Jonathan Jarrett - 1/17/2011

Despite the real rise in state tuition since then, you just don't find people in high schools saying, Gee, I really belong at university, but I just don't think I can afford it.

Interesting. All I can say is, here we really do, already, despite having a lower proportion of the population in university education. I'm still not convinced that this makes the US system a good target to aim for, though; if that was where we were going, this was a terrible place to start...

Jonathan Jarrett - 1/14/2011

Equally good rebuttals! I suspect we can agree on the important things. Having said as much, of course...
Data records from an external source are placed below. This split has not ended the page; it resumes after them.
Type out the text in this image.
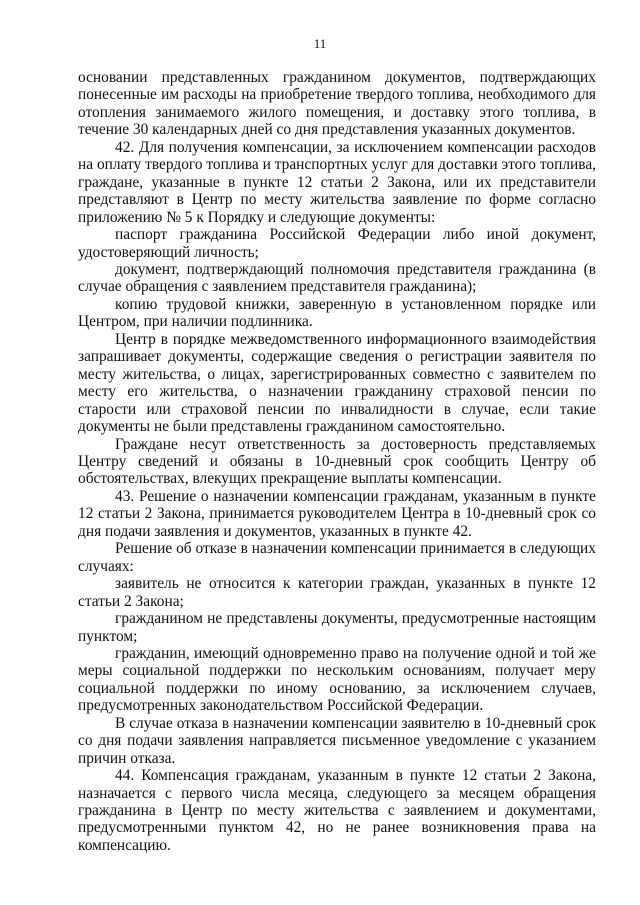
11

основании представленных гражданином документов, подтверждающих понесенные им расходы на приобретение твердого топлива, необходимого для отопления занимаемого жилого помещения, и доставку этого топлива, в течение 30 календарных дней со дня представления указанных документов.

42. Для получения компенсации, за исключением компенсации расходов на оплату твердого топлива и транспортных услуг для доставки этого топлива, граждане, указанные в пункте 12 статьи 2 Закона, или их представители представляют в Центр по месту жительства заявление по форме согласно приложению № 5 к Порядку и следующие документы:

паспорт гражданина Российской Федерации либо иной документ, удостоверяющий личность;

документ, подтверждающий полномочия представителя гражданина (в случае обращения с заявлением представителя гражданина);

копию трудовой книжки, заверенную в установленном порядке или Центром, при наличии подлинника.

Центр в порядке межведомственного информационного взаимодействия запрашивает документы, содержащие сведения о регистрации заявителя по месту жительства, о лицах, зарегистрированных совместно с заявителем по месту его жительства, о назначении гражданину страховой пенсии по старости или страховой пенсии по инвалидности в случае, если такие документы не были представлены гражданином самостоятельно.

Граждане несут ответственность за достоверность представляемых Центру сведений и обязаны в 10-дневный срок сообщить Центру об обстоятельствах, влекущих прекращение выплаты компенсации.

43. Решение о назначении компенсации гражданам, указанным в пункте 12 статьи 2 Закона, принимается руководителем Центра в 10-дневный срок со дня подачи заявления и документов, указанных в пункте 42.

Решение об отказе в назначении компенсации принимается в следующих случаях:

заявитель не относится к категории граждан, указанных в пункте 12 статьи 2 Закона;

гражданином не представлены документы, предусмотренные настоящим пунктом;

гражданин, имеющий одновременно право на получение одной и той же меры социальной поддержки по нескольким основаниям, получает меру социальной поддержки по иному основанию, за исключением случаев, предусмотренных законодательством Российской Федерации.

В случае отказа в назначении компенсации заявителю в 10-дневный срок со дня подачи заявления направляется письменное уведомление с указанием причин отказа.

44. Компенсация гражданам, указанным в пункте 12 статьи 2 Закона, назначается с первого числа месяца, следующего за месяцем обращения гражданина в Центр по месту жительства с заявлением и документами, предусмотренными пунктом 42, но не ранее возникновения права на компенсацию.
a case of a motivated, qualified person who skipped higher ed in the US exclusively b/c of cost

Part of the problem here, as I said before, is the qualifiers "motivated" and "qualified". One of the things that underlay British policy on higher education until very recently is that it aimed to increase the number of such persons at school level and then get them through university on the assumption that this would be Good for the Nation. A lot of such persons would, of course, be coming from areas where university attendance was low and finances were poor, these being closely correlated. That is, it was a social and progressive policy decision to fund university teaching like this. What's going on now is a switch to a consumerist model where the existing demand is what justifies provision, not what one would like the demand to be. The problems with this are eloquently expressed in this piece by Stefan Collini. Now, I think it would be fair to say that in the USA, that consumerist model is already in place. So what you're describing is the end of the process we're just about to start, but yours started from a far healthier place, having been market-based from the beginning or very nearly. We are going to have an awful lot of shrinking pains and the effects will be horrible for a long time.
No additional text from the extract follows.